Aproveitando-se da convicção dos outros animais pela causa dos bichos e na ignorância dos mesmos, Napoleão se tornou um ditador temido e passou, aos poucos, a mudar as regras da Granja, acrescentando palavras e manipulando inclusive os Sete Mandamentos, o que não era percebido pelos outros bichos analfabetos.
Apesar de alguns animais questionarem o novo ditador, nada acontecia. Primeiro por que eles eram sempre ameaçados ferozmente pelos cachorros que atuavam como a polícia de Napoleão, além de serem assombrados pela idéia de voltarem a ser comandados pelos homens. Apesar dos problemas, os animais acreditavam que ser comandado por um igual era sempre melhor do que por um humano. Napoleão se aproveitava da ignorância dos outros bichos para que poucas de suas manobras políticas fossem notadas.
A obra de Orwel, pseudônimo de Eric Arthur Blair, um indiano de família inglesa, foi uma grande crítica aos modelos totalitaristas e relata a ineficácia dos regimes ditos igualitaristas. Escrito no pós segunda guerra e no cenário da guerra fria, a Revolução dos Bichos, relata um terror absoluto daquele momento histórico, que seria a tomada mundial pelo socialismo. Em 1945, diferentemente de hoje em dia, o sistema capitalista ainda era ameaçado ideologicamente por adeptos do socialismo real, que fora adotado pela União Soviética a partir da revolução de 1917, e por outras nações como a China e mais tarde, Cuba.
O livro é uma fábula, e apesar de ter sido escrito há mais de meio século, ainda pode ser considerada atual, talvez com algumas mudanças. Cada vez que o porco Napoleão sentia seu poder ameaçado ou até mesmo questionado, ele se fazia do medo dos outros animais quanto à volta dos humanos usavando Bola de Neve como o símbolo deste mal. Hoje em dia não é mais o socialismo que ameaça nossa sociedade moderna, nem mesmo um personagem atual poderia ser comparado a Bola de Neve na trama, mas o terror ainda é uma realidade. Talvez o terrorismo de 11 de setembro ou a ameaça atômica do Irã ocupem esse papel atualmente, já que o temor da “ameaça invisível” ainda existe.
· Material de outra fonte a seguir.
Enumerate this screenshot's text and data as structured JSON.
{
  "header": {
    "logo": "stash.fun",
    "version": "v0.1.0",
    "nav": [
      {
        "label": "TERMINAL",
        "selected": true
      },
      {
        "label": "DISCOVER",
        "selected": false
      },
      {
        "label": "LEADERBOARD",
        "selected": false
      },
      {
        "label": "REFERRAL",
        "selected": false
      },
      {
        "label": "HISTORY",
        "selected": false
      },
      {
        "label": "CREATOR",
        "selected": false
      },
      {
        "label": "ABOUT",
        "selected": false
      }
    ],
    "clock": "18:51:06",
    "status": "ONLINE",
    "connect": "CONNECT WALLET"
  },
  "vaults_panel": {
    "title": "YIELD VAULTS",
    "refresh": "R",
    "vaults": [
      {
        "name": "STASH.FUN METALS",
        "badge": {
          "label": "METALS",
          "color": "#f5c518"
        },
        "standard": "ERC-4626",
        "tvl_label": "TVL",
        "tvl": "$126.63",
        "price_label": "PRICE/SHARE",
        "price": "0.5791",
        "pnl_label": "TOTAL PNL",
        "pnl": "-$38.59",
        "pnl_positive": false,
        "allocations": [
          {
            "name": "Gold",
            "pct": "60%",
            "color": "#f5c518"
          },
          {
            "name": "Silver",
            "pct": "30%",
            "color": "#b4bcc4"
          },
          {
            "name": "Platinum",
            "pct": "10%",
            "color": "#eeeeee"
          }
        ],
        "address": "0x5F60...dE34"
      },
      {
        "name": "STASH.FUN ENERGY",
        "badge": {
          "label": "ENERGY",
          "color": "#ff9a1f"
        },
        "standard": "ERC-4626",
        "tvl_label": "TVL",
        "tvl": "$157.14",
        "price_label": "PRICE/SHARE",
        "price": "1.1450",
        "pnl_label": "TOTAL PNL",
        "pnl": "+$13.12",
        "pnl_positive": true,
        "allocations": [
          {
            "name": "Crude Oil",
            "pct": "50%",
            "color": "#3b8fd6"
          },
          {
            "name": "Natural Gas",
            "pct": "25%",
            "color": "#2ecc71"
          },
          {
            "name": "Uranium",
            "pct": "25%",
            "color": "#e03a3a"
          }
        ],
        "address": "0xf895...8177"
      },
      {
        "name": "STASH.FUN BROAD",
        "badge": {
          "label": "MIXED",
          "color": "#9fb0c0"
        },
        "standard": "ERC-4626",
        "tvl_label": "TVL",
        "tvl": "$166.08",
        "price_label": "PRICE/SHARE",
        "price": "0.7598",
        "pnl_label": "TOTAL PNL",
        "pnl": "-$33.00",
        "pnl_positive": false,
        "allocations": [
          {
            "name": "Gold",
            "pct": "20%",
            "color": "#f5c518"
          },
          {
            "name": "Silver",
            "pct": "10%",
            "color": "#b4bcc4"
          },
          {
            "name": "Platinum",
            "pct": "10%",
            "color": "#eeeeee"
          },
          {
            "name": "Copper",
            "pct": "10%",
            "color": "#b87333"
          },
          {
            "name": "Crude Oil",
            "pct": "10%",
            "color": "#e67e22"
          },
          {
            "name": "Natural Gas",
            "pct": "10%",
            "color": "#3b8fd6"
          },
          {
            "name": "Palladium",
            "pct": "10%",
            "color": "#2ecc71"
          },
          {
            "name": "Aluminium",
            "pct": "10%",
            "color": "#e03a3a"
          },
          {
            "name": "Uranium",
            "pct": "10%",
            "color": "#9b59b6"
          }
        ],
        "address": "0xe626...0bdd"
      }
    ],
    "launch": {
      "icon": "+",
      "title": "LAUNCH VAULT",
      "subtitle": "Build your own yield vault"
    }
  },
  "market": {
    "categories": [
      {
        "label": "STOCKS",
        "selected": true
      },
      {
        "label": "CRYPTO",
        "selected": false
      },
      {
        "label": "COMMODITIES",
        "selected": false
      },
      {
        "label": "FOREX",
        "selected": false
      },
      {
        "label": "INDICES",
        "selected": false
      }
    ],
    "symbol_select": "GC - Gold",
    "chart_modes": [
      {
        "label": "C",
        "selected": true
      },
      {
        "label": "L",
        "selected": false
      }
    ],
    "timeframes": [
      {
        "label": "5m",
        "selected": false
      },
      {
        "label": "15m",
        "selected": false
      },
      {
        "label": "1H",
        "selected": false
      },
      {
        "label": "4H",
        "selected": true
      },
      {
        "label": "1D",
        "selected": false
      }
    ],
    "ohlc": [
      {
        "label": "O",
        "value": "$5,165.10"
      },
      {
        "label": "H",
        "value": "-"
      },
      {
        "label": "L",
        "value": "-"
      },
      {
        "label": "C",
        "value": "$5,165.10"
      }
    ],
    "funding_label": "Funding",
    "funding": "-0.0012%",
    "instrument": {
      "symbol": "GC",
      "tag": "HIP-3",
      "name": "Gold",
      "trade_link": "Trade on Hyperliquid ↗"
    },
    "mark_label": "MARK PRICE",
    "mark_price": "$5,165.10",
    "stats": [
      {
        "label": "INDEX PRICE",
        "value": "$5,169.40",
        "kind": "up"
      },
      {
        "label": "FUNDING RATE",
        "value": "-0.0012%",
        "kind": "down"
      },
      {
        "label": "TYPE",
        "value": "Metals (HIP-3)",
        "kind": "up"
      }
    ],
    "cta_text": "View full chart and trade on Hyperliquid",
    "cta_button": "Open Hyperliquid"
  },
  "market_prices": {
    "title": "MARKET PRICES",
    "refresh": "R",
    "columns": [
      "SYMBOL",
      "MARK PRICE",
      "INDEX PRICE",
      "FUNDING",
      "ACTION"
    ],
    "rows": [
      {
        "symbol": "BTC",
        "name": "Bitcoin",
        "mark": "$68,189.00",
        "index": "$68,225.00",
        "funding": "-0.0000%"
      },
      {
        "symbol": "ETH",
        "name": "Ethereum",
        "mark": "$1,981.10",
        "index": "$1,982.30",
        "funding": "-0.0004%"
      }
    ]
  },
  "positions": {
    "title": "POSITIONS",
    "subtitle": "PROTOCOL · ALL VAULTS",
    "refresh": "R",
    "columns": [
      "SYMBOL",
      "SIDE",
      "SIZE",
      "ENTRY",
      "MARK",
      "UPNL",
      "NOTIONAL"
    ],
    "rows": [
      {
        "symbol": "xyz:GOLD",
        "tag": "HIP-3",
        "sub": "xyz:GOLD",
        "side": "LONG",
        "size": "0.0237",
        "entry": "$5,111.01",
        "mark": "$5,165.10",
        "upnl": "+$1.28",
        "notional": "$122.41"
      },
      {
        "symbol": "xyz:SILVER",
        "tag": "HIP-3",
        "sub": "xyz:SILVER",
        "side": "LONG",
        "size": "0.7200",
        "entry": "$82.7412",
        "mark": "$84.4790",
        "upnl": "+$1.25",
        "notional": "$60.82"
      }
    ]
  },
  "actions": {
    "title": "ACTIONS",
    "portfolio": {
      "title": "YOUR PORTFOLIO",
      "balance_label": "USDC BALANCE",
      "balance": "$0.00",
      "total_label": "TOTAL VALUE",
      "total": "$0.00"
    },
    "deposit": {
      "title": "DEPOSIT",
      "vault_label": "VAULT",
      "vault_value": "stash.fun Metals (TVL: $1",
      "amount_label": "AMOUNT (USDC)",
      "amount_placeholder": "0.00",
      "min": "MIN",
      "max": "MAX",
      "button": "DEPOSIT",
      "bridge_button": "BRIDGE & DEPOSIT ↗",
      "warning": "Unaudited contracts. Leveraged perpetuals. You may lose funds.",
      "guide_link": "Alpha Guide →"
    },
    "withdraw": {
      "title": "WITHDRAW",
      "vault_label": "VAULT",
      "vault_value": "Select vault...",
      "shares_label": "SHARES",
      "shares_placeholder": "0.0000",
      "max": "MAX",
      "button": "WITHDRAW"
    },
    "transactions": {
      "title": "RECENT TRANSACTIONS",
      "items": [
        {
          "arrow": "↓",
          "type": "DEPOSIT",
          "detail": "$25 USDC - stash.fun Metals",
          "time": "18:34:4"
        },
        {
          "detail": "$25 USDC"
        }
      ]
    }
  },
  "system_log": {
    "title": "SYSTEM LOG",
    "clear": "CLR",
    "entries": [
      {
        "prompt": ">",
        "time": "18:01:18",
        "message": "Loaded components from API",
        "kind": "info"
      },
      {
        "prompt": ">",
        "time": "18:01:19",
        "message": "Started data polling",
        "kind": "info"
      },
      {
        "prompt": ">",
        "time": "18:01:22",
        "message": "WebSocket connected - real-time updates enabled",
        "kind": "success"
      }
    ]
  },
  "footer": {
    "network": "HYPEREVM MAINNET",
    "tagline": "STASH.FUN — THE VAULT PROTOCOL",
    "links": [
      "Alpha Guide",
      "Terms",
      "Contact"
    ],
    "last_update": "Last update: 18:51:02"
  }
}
O texto ainda descreve uma sociedade que, apesar de se basear em princípios igualitários rapidamente se converte em um sistema fechado e autoritário, com sério comprometimento dos princípios democráticos. Entre os animais da granja é notável ter sido estabelecida uma sociedade de privilégios, na qual “todos são iguais, mais uns são mais iguais que outros”, como diz uma das regras, e as divisões sociais são um exemplo disso. Na granja, as classes sociais e suas funções são muito claras. Os porcos representam a elite e confortavelmente são responsáveis pelas tomadas de decisões e têm privilégios facilmente identificáveis. No livro isso é expresso quando, com o passar do tempo, os porcos começam a fazer tudo aquilo que era abominável no início da revolução, como dormir em camas com lençóis, consumir álcool e conviver com humanos. Ao longo da trama o que fica evidente é que os porcos, comandados por Napoleão, acabam se tornando humanos, adotando, inclusive a postura do homem, equilibrando-se em duas patas. O poder absoluto de Napoleão o torna exatamente aquilo que o ele combateu durante a Batalha do Estábulo.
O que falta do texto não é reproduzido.